JuiceFS is a POSIX-compatible distributed filesystem that separates metadata (Redis, MySQL, TiKV, etc.) from data storage (S3 and compatibles). It lets you mount object storage like a local drive and share it across thousands of clients simultaneously. Aimed at ML/data pipelines and Hadoop/Spark workloads that need shared storage without a dedicated NAS.
1. The metadata/data separation is architecturally clean — swapping Redis for TiKV or MySQL is a config change, not a rewrite, and it means you pick your durability/latency tradeoff explicitly. 2. Passed all 8813 pjdfstest cases, which is not something most distributed filesystems can claim; flock, fcntl locks, and xattr actually work. 3. The local disk cache layer is well-thought-out: blocks are cached on the client, so repeated reads on ML training data don't hammer S3. 4. CI is serious — chaos engineering tests, mutation testing, pjdfstest, fio benchmarks, and Windows tests all run in CI, which suggests the test suite actually tracks production failures.

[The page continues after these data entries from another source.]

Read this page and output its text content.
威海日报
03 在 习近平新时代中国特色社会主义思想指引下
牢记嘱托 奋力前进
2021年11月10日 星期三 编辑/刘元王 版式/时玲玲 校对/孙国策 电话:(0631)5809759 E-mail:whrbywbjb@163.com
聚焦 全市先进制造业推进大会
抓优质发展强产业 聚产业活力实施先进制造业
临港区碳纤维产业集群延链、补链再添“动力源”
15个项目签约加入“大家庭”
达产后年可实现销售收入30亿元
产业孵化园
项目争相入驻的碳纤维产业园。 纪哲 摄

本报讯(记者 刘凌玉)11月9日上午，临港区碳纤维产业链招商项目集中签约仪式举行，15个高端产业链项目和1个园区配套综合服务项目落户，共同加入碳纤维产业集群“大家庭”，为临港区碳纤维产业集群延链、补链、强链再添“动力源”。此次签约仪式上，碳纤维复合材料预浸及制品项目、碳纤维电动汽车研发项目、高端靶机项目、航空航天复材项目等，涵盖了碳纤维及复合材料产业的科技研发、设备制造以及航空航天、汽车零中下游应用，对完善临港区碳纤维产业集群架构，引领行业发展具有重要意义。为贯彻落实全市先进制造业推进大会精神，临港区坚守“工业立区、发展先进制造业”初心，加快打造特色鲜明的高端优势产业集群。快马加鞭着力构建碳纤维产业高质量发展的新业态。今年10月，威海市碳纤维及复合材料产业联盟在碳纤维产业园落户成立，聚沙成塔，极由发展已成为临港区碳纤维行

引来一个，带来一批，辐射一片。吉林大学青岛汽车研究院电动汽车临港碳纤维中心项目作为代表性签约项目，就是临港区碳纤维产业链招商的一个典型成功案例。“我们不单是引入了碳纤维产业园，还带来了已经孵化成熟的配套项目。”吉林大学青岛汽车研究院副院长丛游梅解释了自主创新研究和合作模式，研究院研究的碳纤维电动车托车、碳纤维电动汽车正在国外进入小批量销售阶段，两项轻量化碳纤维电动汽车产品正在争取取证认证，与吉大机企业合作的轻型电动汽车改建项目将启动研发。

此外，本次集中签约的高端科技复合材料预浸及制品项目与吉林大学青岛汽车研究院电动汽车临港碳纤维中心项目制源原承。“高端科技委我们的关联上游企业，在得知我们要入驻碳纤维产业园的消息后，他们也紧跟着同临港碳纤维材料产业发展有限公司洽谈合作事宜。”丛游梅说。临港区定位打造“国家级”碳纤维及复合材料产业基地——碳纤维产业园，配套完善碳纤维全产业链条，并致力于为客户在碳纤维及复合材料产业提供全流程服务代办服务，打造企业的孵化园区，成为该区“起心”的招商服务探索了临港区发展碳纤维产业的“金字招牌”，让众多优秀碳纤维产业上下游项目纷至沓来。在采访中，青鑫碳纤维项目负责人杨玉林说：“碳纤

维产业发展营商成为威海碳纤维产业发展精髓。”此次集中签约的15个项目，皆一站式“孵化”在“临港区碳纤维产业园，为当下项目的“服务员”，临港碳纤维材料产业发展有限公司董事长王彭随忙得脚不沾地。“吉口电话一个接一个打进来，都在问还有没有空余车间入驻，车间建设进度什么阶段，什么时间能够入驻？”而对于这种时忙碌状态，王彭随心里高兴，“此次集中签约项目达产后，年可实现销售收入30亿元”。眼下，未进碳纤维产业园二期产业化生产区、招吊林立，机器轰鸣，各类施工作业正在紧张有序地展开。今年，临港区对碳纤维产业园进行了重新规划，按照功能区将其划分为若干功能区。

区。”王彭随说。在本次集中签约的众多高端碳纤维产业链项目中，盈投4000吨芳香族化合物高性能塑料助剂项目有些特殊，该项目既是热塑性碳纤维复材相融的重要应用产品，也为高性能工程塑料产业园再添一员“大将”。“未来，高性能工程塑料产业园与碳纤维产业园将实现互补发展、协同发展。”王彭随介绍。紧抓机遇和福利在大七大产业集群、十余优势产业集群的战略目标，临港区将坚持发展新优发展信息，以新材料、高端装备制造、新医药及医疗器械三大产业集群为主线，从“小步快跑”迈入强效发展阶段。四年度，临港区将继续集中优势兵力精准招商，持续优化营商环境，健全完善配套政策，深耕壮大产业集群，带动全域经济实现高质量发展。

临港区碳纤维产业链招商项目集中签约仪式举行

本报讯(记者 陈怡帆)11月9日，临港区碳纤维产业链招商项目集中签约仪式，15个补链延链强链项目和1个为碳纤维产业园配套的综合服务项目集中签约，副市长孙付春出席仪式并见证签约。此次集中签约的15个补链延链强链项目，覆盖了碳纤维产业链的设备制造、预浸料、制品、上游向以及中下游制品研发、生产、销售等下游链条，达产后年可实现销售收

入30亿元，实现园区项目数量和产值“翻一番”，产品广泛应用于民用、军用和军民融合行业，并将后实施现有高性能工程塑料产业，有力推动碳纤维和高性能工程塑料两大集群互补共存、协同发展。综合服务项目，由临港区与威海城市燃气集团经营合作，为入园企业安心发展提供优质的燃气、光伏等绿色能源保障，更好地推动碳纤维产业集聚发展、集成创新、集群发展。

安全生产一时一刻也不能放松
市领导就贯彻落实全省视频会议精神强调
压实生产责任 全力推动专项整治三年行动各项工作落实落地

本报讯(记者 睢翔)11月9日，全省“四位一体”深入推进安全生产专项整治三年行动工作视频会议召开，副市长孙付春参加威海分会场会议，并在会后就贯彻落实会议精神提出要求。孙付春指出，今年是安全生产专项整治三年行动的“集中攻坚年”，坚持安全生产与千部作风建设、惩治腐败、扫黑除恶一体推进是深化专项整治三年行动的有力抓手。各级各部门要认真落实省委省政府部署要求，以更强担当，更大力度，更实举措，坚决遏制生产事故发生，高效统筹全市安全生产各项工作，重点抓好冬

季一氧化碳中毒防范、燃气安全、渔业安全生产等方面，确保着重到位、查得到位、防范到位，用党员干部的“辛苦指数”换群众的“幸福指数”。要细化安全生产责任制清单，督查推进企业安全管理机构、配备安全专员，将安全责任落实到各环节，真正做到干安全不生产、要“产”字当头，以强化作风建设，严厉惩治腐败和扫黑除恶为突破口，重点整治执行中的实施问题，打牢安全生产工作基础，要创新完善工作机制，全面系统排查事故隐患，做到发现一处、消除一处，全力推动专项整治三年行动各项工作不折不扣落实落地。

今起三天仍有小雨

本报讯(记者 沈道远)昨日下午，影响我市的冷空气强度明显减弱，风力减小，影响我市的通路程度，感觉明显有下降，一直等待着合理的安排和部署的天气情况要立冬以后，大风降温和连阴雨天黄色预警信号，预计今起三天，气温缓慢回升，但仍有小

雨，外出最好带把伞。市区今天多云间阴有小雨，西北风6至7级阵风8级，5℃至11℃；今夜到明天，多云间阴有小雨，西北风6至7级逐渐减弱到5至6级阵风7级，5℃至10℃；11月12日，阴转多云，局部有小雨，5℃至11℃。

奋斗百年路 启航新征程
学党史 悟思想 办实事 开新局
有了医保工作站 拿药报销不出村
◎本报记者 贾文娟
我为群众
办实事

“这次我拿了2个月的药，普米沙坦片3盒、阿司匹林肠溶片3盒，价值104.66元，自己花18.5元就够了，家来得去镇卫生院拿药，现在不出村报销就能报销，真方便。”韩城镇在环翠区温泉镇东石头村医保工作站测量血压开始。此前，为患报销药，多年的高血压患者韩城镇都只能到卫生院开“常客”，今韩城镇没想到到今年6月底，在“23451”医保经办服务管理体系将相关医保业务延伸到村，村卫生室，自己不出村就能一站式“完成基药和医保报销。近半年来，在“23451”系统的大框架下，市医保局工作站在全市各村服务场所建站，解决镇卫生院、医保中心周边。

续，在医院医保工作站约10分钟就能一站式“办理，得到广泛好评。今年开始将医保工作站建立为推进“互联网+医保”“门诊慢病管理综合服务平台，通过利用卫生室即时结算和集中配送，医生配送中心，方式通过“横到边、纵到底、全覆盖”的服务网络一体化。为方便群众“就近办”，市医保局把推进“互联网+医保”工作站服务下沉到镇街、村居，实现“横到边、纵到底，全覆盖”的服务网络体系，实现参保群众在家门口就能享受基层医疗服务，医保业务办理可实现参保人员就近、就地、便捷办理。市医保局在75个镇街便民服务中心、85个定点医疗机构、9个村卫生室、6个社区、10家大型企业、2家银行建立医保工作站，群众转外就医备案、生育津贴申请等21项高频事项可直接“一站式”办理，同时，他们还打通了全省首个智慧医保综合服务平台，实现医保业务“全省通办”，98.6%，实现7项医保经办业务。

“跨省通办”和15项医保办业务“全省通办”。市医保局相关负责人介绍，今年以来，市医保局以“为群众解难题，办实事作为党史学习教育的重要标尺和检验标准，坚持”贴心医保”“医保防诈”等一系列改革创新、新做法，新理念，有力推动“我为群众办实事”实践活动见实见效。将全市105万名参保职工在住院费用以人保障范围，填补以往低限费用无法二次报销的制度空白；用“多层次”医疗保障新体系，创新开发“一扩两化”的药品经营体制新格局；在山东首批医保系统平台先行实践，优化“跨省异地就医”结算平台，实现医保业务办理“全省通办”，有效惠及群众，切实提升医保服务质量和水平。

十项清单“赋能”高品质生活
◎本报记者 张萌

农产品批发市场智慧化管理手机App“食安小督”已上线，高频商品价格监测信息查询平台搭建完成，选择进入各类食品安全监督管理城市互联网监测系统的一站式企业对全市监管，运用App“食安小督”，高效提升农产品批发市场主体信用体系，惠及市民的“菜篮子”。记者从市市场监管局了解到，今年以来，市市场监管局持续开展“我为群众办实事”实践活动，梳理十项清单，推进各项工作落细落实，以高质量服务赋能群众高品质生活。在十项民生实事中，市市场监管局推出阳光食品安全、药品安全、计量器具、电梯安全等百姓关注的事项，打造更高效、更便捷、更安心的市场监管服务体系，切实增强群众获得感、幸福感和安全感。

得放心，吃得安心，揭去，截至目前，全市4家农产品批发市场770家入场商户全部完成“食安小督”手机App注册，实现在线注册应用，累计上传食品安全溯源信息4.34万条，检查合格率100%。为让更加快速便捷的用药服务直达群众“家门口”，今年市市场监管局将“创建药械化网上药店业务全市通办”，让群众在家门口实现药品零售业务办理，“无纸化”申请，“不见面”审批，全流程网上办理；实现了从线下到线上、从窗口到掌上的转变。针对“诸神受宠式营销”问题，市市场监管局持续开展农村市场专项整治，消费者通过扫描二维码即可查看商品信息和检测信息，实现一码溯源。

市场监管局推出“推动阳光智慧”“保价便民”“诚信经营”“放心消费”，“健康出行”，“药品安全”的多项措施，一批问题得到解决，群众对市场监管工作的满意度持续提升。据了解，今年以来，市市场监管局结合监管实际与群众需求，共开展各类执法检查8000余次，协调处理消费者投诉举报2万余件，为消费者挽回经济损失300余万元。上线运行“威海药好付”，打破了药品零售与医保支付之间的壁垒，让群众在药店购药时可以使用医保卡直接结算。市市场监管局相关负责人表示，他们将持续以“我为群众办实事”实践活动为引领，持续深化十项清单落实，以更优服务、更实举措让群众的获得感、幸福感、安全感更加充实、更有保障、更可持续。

1. Redis as metadata engine is a footgun at scale: Redis Cluster support requires all keys in one hash slot, which caps practical namespace size and creates a single-shard bottleneck. The docs acknowledge this but it still catches people. 2. Close-to-open consistency only — concurrent writers from different clients will race; this is POSIX-ish but not POSIX. Anyone who expects POSIX write ordering without close will have a bad time. 3. The storage format is opaque inside the S3 bucket (chunks/blocks, not files), so you can't access your data without JuiceFS running. Vendor lock-in at the data layout level. 4. The commercial version (JuiceFS Enterprise) has features the community edition doesn't, and the line between them isn't always obvious from the community docs — some operational capabilities like directory quotas and warm-up controls are quietly limited.